Disturbances of sodium concentration [Na+] result in most cases from abnormalities of H2O homeostasis, which change the relative ratio of Na+ to H2O. Disorders of Na+ balance per se are, in contrast, associated with changes in extracellular fluid volume, either hypo- or hypervolemia. Maintenance of “arterial circulatory integrity” is achieved in large part by changes in urinary sodium excretion and vascular tone, whereas H2O balance is achieved by changes in both H2O intake and urinary H2O excretion (Table 1-1). Confusion can result from the coexistence of defects in both H2O and Na+ balance. For example, a hypovolemic pt may have an appropriately low urinary Na+ due to increased renal tubular reabsorption of filtered NaCl; a concomitant increase in circulating arginine vasopressin (AVP)—part of the defense of effective circulating volume (Table 1-1)—will cause the renal retention of ingested H2O and the development of hyponatremia.
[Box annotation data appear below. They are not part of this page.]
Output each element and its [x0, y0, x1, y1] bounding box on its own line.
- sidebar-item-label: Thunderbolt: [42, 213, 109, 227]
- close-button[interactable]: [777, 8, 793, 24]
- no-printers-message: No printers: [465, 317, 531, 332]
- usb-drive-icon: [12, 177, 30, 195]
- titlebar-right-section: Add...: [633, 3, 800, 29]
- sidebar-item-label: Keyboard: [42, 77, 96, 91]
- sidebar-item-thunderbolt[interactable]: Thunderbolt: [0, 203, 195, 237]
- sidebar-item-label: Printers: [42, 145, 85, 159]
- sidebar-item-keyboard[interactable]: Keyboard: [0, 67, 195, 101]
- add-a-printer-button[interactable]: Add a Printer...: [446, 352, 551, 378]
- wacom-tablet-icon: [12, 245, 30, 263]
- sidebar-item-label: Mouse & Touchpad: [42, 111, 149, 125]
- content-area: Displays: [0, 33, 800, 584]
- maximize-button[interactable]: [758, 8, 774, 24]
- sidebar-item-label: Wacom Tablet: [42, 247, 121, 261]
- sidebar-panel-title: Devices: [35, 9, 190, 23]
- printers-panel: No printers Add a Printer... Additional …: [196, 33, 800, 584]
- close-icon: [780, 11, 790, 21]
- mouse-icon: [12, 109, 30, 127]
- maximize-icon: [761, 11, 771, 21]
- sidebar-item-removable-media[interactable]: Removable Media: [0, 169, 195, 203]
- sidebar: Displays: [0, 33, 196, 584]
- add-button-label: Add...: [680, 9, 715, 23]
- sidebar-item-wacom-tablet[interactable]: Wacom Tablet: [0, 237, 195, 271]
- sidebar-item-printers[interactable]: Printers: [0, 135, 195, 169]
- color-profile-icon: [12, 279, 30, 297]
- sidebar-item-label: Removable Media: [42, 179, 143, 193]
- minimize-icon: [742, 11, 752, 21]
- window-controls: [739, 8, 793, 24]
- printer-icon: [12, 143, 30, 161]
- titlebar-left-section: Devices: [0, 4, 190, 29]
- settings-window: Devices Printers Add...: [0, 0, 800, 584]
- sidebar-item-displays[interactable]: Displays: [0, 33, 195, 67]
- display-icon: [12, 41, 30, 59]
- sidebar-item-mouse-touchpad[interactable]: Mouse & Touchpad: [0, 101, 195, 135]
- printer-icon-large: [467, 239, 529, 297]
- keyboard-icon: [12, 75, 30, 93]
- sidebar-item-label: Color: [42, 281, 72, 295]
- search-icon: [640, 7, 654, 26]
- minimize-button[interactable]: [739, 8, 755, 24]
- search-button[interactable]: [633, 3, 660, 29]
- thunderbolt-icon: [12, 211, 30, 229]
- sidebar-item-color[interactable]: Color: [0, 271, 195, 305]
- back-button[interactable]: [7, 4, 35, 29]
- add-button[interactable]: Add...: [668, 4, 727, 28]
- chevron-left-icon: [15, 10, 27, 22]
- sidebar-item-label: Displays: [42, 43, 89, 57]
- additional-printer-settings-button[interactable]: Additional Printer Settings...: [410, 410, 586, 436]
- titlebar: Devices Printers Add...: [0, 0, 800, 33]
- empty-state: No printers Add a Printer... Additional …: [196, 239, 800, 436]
|What is sensed||Plasma osmolality||Arterial filling|
|Effectors||AVP||Sympathetic nervous system|
|What is affected||Urine osmolality||Urinary sodium excretion|
|H2O intake||Vascular tone|
Because potassium (K+) is the major intracellular cation, discussion of disorders of K+ balance must take into consideration changes in the exchange of intra- and extracellular K+ stores. (Extracellular K+ constitutes <2% of total-body K+ content.) Insulin, β2-adrenergic agonists, and alkalosis tend to promote K+ uptake by cells; acidosis, insulinopenia, or acute hyperosmolality (e.g., after treatment with mannitol or D50W) promotes the efflux or reduced uptake of K+. A corollary is that tissue necrosis and the attendant release of K+ can cause severe hyperkalemia, particularly in the setting of acute kidney injury. Hyperkalemia due to rhabdomyolysis is thus particularly common, due to the enormous store of K+ in muscle; hyperkalemia may also be prominent in tumor lysis syndrome.
The kidney plays a dominant role in K+ excretion. Although K+ is transported along the entire nephron, it is the principal cells of the connecting segment and cortical collecting duct that play a dominant role in K+ excretion. Apical Na+ entry into principal cells via the amiloride-sensitive ENaC generates a lumen-negative potential difference, which drives passive K+ exit through apical K+ channels. This relationship is key to the bedside understanding of potassium disorders. For example, decreased distal delivery of Na+ tends to blunt the ability to excrete K+, leading to hyperkalemia. Abnormalities in the renin-angiotensin-aldosterone system (RAAS) can cause both hypo- and hyperkalemia; aldosterone has a major influence on potassium excretion, increasing the activity of ENaC channels and the basolateral Na+/K+-ATPase, thus amplifying the driving force for K+ secretion across the luminal membrane of principal cells.